More than 330 million people across West Africa are at risk of the H5N1 bird flu virus if the virus continues to spread, according to the United Nations.
Markets and farms in Nigeria, Burkina Faso, Niger, Ivory Coast and Ghana have been hit by the deadly virus over the past six months, the U.N.’s Food and Agriculture Organization (FAO) has said.
A highly contagious strain of avian flu is spreading across West Africa, decimating poultry farms and stoking fears the virus will jump from birds to humans, the U.N.’s food agency warned.
“Urgent action is needed to strengthen veterinary investigation and reporting systems… to tackle the disease at the root, before there is a spill over to humans,” Reuters quotes Juan Lubroth, head of the FAO’s animal health division, as saying.

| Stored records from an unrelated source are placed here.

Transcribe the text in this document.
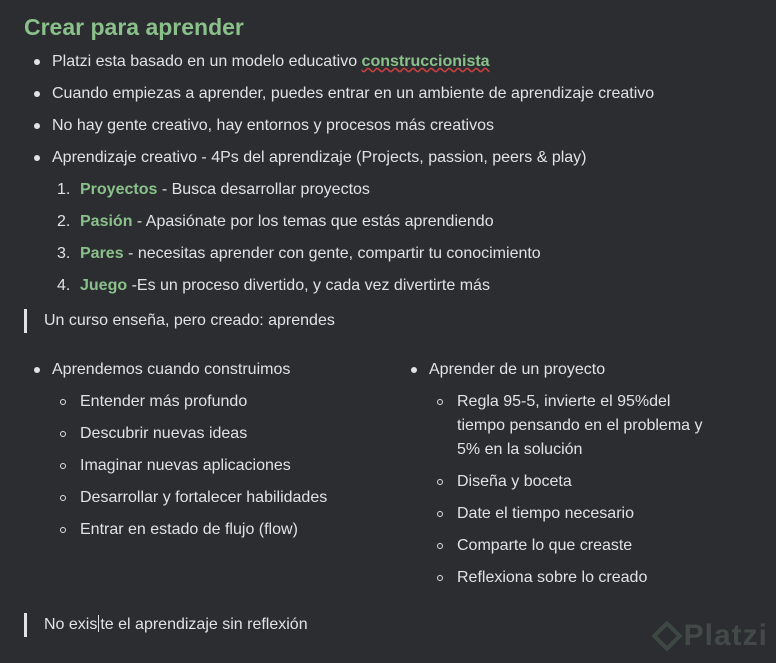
Crear para aprender
Platzi esta basado en un modelo educativo construccionista
Cuando empiezas a aprender, puedes entrar en un ambiente de aprendizaje creativo
No hay gente creativo, hay entornos y procesos más creativos
Aprendizaje creativo - 4Ps del aprendizaje (Projects, passion, peers & play)
1. Proyectos - Busca desarrollar proyectos
2. Pasión - Apasiónate por los temas que estás aprendiendo
3. Pares - necesitas aprender con gente, compartir tu conocimiento
4. Juego -Es un proceso divertido, y cada vez divertirte más
Un curso enseña, pero creado: aprendes
Aprendemos cuando construimos
Entender más profundo
Descubrir nuevas ideas
Imaginar nuevas aplicaciones
Desarrollar y fortalecer habilidades
Entrar en estado de flujo (flow)
Aprender de un proyecto
Regla 95-5, invierte el 95%del tiempo pensando en el problema y 5% en la solución
Diseña y boceta
Date el tiempo necesario
Comparte lo que creaste
Reflexiona sobre lo creado
No exis te el aprendizaje sin reflexión	Platzi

In Nigeria alone, 1.6 million birds have been killed by the virus or culled to stop its spread since last year, the FAO said, damaging the economy and robbing citizens of a relatively cheap source of protein. The Permanent Secretary in Nigeria’s Ministry of Agriculture and Rural Development, Architect Sonny Echono, says the ministry has put in place adequate mechanisms to contain the spread, adding that over N300 million had been released to poultry farmers that are yet to be compensated, to mitigate losses incurred during the recent outbreak of the disease.

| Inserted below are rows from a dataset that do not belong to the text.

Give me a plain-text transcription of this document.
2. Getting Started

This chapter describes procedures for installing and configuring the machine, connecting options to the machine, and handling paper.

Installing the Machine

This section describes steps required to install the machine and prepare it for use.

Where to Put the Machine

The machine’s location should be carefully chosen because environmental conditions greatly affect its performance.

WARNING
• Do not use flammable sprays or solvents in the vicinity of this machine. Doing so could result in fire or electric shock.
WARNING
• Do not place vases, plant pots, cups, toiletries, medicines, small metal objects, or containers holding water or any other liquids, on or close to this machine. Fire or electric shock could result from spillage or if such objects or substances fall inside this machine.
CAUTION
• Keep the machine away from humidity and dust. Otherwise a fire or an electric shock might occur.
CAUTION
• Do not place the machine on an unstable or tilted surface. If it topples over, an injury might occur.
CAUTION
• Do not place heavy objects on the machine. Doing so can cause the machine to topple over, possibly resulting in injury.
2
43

H5N1 bird flu first infected humans in 1997 in Hong Kong. It has since spread from Asia to Europe and Africa and has become entrenched in poultry in some countries, causing millions of poultry infections and several hundred human deaths.

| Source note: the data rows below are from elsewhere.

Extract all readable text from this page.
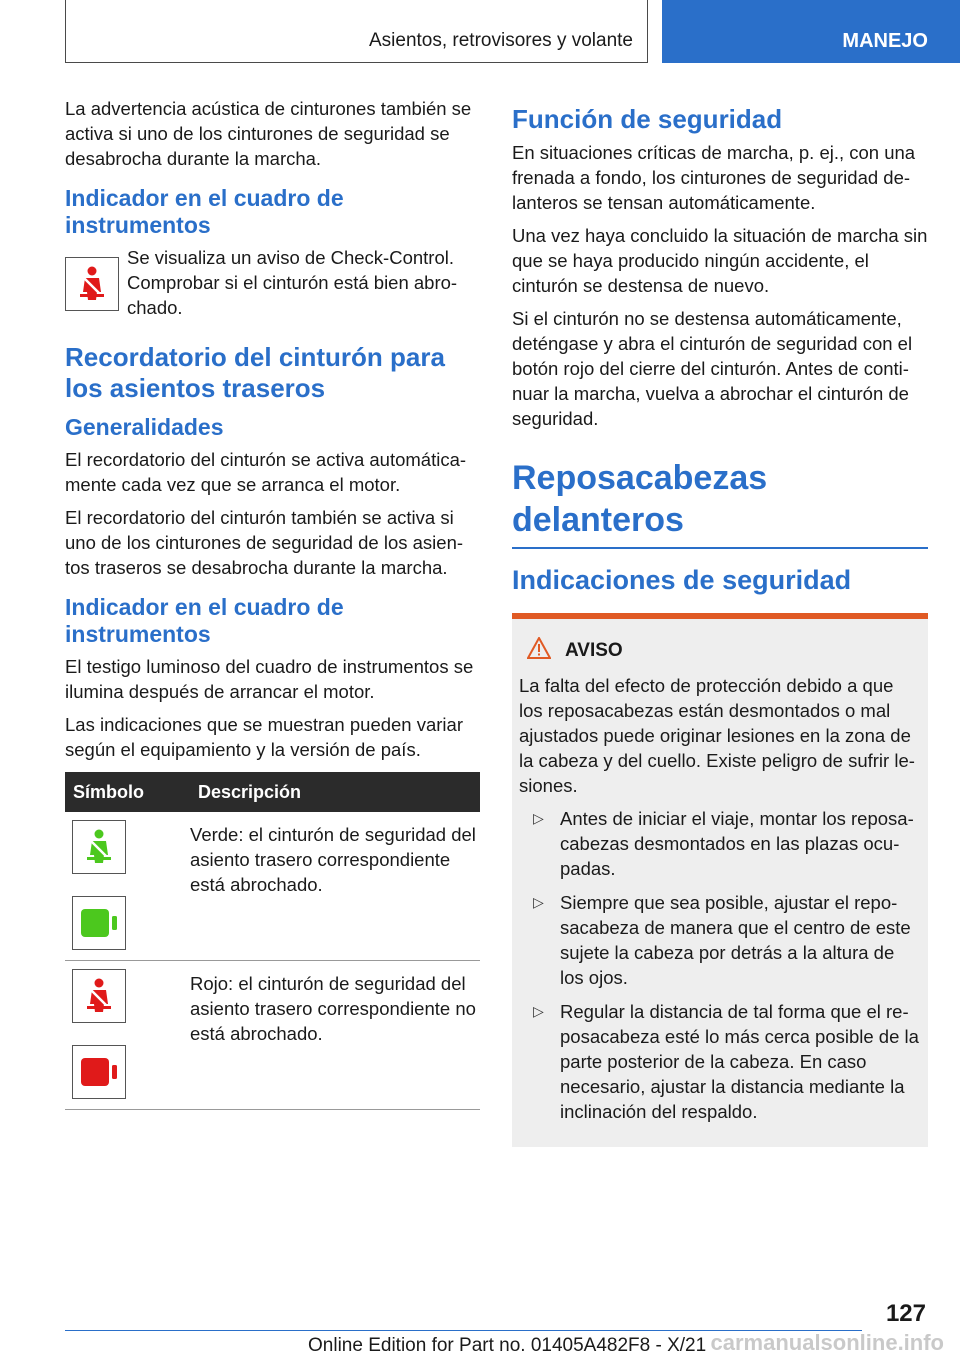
Asientos, retrovisores y volante	MANEJO

La advertencia acústica de cinturones también se activa si uno de los cinturones de seguridad se desabrocha durante la marcha.

Indicador en el cuadro de instrumentos

Se visualiza un aviso de Check-Control. Comprobar si el cinturón está bien abrochado.

Recordatorio del cinturón para los asientos traseros
Generalidades

El recordatorio del cinturón se activa automáticamente cada vez que se arranca el motor.

El recordatorio del cinturón también se activa si uno de los cinturones de seguridad de los asientos traseros se desabrocha durante la marcha.

Indicador en el cuadro de instrumentos

El testigo luminoso del cuadro de instrumentos se ilumina después de arrancar el motor.

Las indicaciones que se muestran pueden variar según el equipamiento y la versión de país.

Símbolo	Descripción
Verde: el cinturón de seguridad del asiento trasero correspondiente está abrochado.
Rojo: el cinturón de seguridad del asiento trasero correspondiente no está abrochado.
Función de seguridad

En situaciones críticas de marcha, p. ej., con una frenada a fondo, los cinturones de seguridad delanteros se tensan automáticamente.

Una vez haya concluido la situación de marcha sin que se haya producido ningún accidente, el cinturón se destensa de nuevo.

Si el cinturón no se destensa automáticamente, deténgase y abra el cinturón de seguridad con el botón rojo del cierre del cinturón. Antes de continuar la marcha, vuelva a abrochar el cinturón de seguridad.

Reposacabezas delanteros
Indicaciones de seguridad
AVISO

La falta del efecto de protección debido a que los reposacabezas están desmontados o mal ajustados puede originar lesiones en la zona de la cabeza y del cuello. Existe peligro de sufrir lesiones.

▷ Antes de iniciar el viaje, montar los reposacabezas desmontados en las plazas ocupadas.
▷ Siempre que sea posible, ajustar el reposacabeza de manera que el centro de este sujete la cabeza por detrás a la altura de los ojos.
▷ Regular la distancia de tal forma que el reposacabeza esté lo más cerca posible de la parte posterior de la cabeza. En caso necesario, ajustar la distancia mediante la inclinación del respaldo.
127
Online Edition for Part no. 01405A482F8 - X/21 carmanualsonline.info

Other West African countries including Benin, Cameroon, Mali and Togo have not identified bird flu cases and need to continue monitoring the situation to help prevent its spread, the FAO said. Local veterinary officials have been urged by the UN to try to trace where infected animals were sold to find sources of the outbreak in order to halt its spread.
Poultry production has grown rapidly across West Africa in the past decade. The Ivory Coast alone has seen output expand by more than 60 percent, but regulatory systems haven’t kept pace, the FAO said. The organization is asking donors for $20 million to respond to the avian flu outbreak and to help prevent its spread. Reuters.